Um certo nobre do reino da Suécia viera a Portugal e pediu ao Infante que o mandasse àquelas regiões. Deu-se um encontro muito feroz, só escaparam três rapazes que entraram no grande mar oceano e regressaram a Portugal, ajudados por um corsário que tripulou a caravela a partir do Cabo Espichel. É armada nova caravela e o capitão é Diogo Gomes, passaram o rio de S. Domingos, no Rio Grande de Geba viram Macareu, vieram os mouros da terra nas suas almadias e houve troca de mercadorias: panos de seda ou algodão, dentes de elefante, malagueta em grão. Regressaram a Cabo Verde, no caminho entraram no rio de Gâmbia, subiram o rio até Cantor, Diogo Gomes aproveitou para se informar sobre os povos da região. Temos aqui um precioso relato, tudo virá a ser descrito ao Sr. Infante. Diogo Gomes na sua Relação alude ao falecimento do Infante em 13 de novembro de 1460.

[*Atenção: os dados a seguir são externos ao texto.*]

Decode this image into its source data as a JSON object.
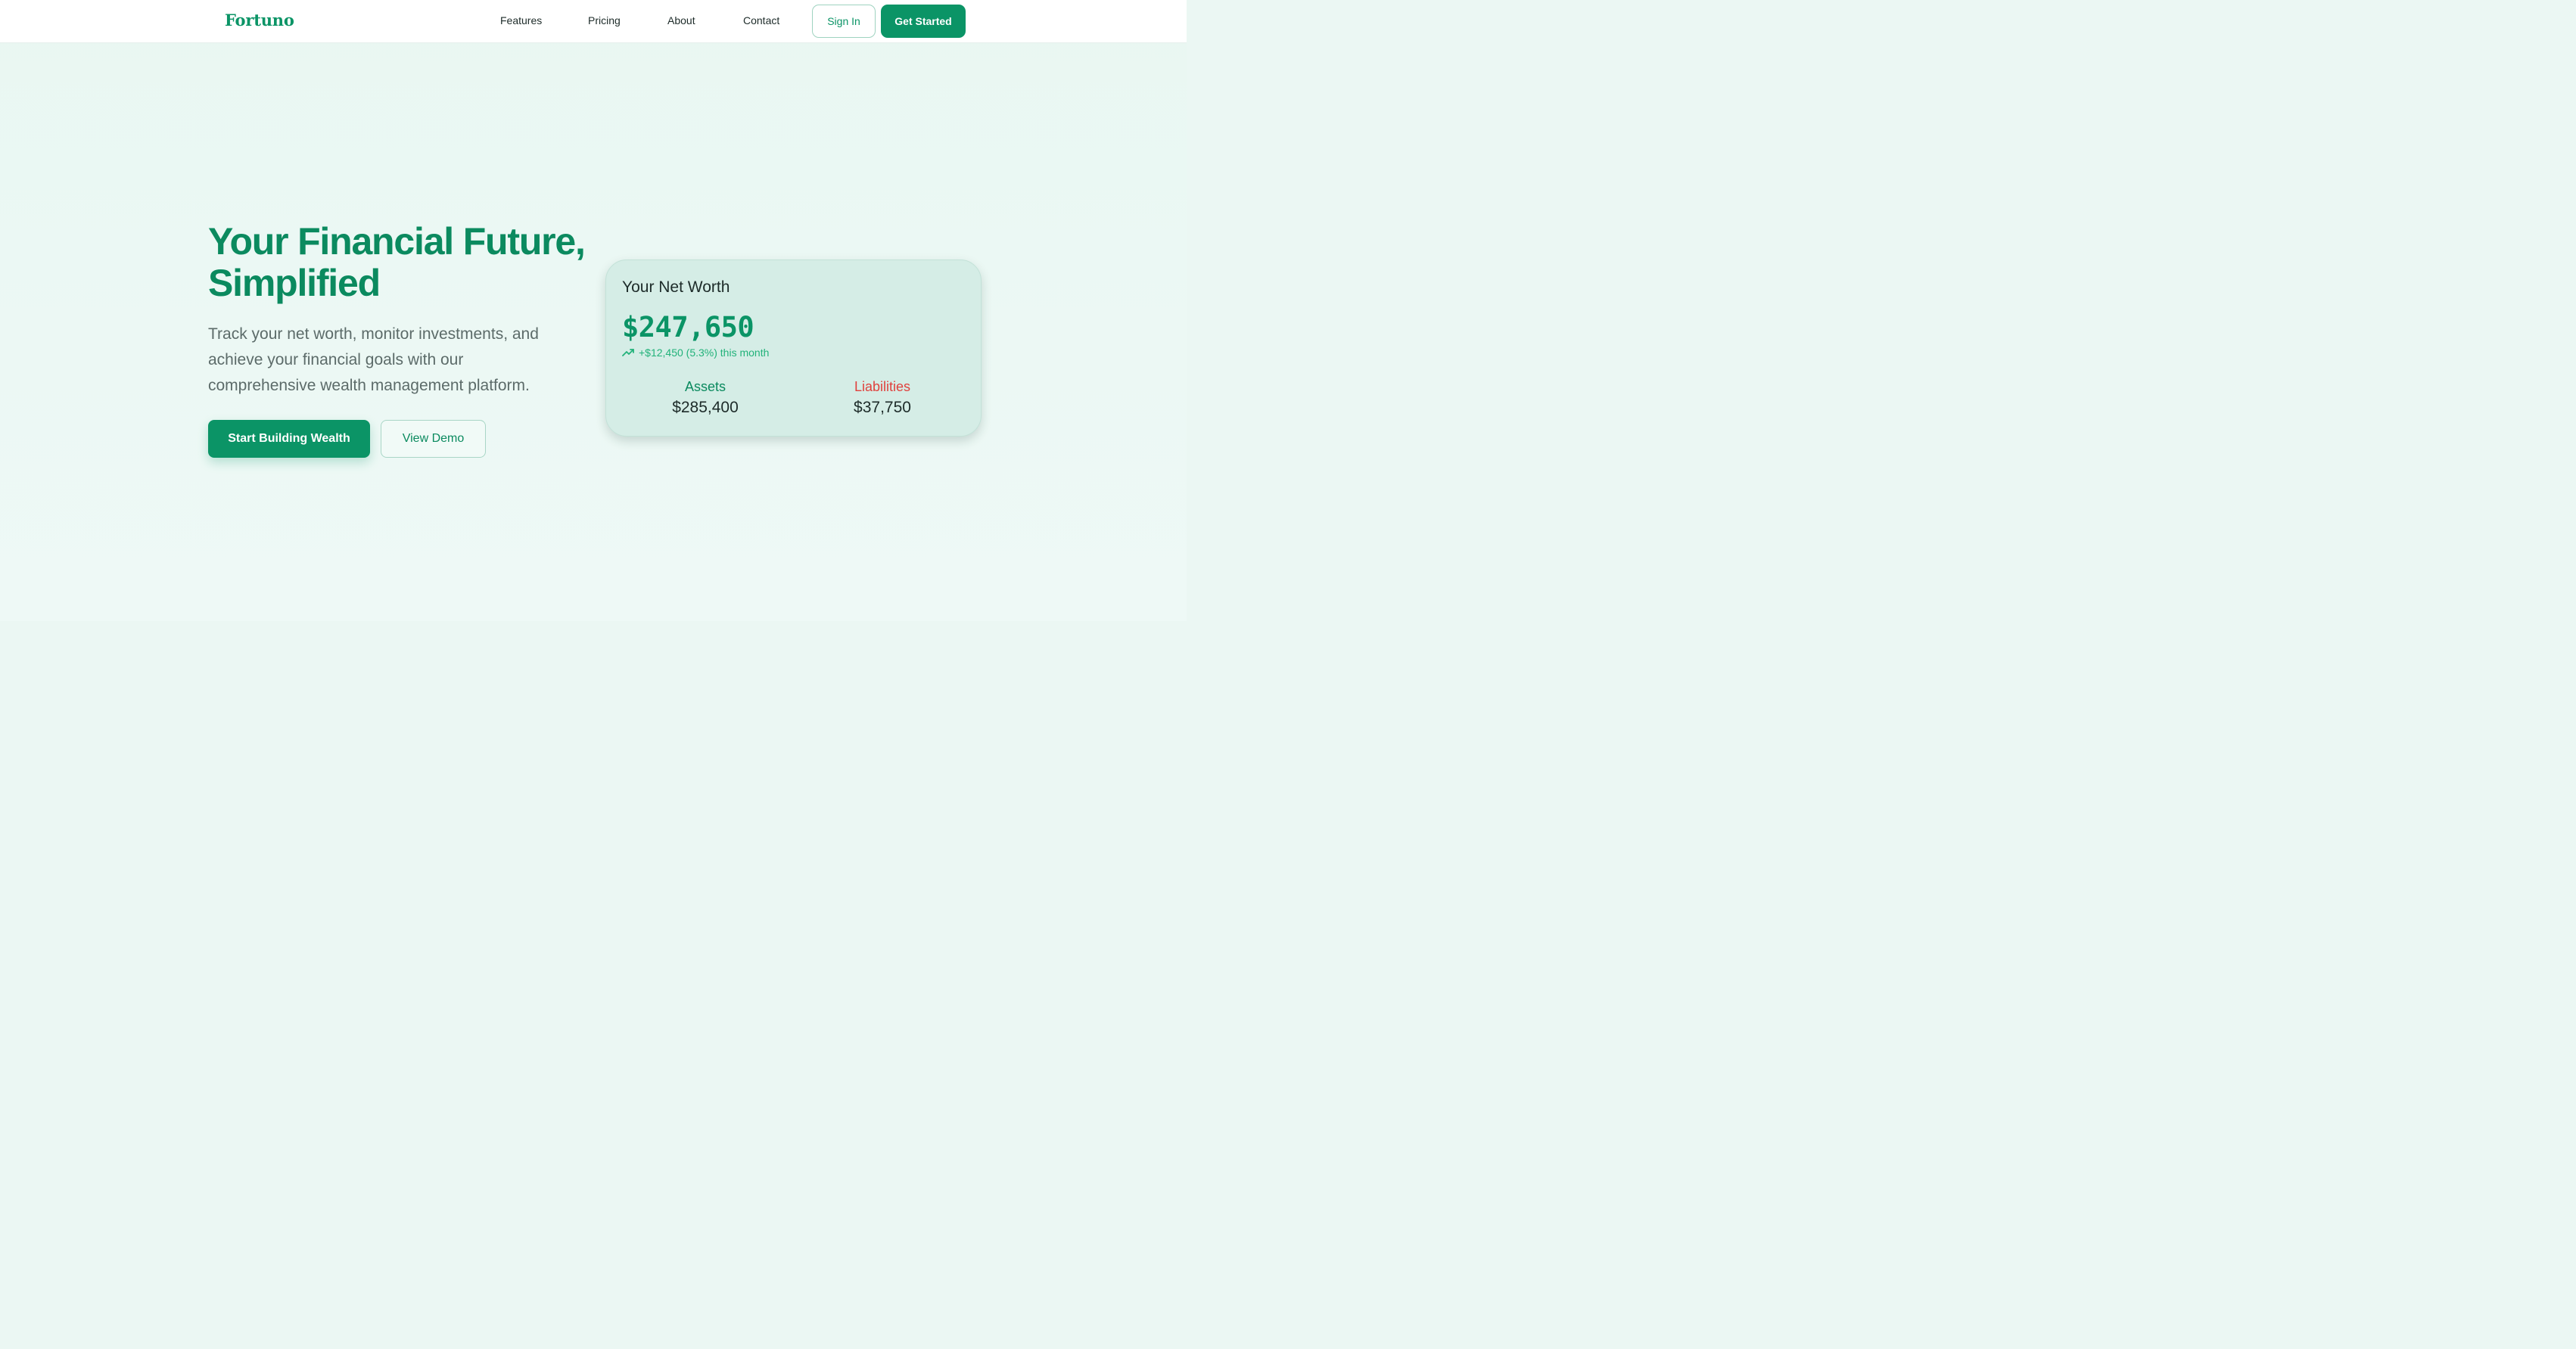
{
  "brand": {
    "name": "Fortuno",
    "accent": "#0b9466"
  },
  "nav": {
    "links": [
      "Features",
      "Pricing",
      "About",
      "Contact"
    ],
    "sign_in": "Sign In",
    "get_started": "Get Started"
  },
  "hero": {
    "title_line1": "Your Financial Future,",
    "title_line2": "Simplified",
    "subtitle": "Track your net worth, monitor investments, and achieve your financial goals with our comprehensive wealth management platform.",
    "primary_cta": "Start Building Wealth",
    "secondary_cta": "View Demo"
  },
  "net_worth_card": {
    "title": "Your Net Worth",
    "amount": "$247,650",
    "change_icon": "trending-up-icon",
    "change_text": "+$12,450 (5.3%) this month",
    "assets_label": "Assets",
    "assets_value": "$285,400",
    "liabilities_label": "Liabilities",
    "liabilities_value": "$37,750",
    "positive_color": "#22b27a",
    "negative_color": "#e0413d"
  }
}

Dois anos depois, D. Afonso V armou uma grande caravela, Diogo Gomes foi nomeado capitão. Viajou até à terra dos Barbacins. “Com a ajuda de Deus, em doze dias cheguei a Barbacins e ali achei duas caravelas, a saber: uma, na qual ia Gonçalo Ferreira, familiar do Sr. Infante, que levava cavalos para ali. E na outra caravela era capitão e mercador o genovês António de Noli. Estes mercadores com as suas caravelas fizeram muito dano ao resgate dali: porque onde costumavam os mouros dar sete negros por um cavalo, a eles não davam mais de seis. Então eu convoquei os capitães, e da parte do Rei lhes dei sete negros por um cavalo, e dei depois um cavalo por catorze a quinze negros. E estando nós assim, veio uma caravela de Gâmbia com a nova de que um fuão (um sujeito qualquer) chamado de Prado, vinha com uma caravela cheia de riqueza. Armei logo a caravela de Gonçalo Ferreira e mandei-lhe da parte d’El Rei sob pena de perda da vida e de todos os seus bens para que fosse a Cabo Verde e ali esperasse aquela caravela. E assim fez, e nela encontrámos muito ouro.”

Na continuação do seu relato, Diogo Gomes refere que viajou para Portugal na companhia de António de Noli, viram ilhas do mar. “Chamámos Santiago à ilha, e até agora assim se chama. Havia ali grande pescaria. Em terra, porém, achámos muitas aves estranhas e rios de água doce. As aves esperavam-nos sem fugir, e assim as matávamos com paus.”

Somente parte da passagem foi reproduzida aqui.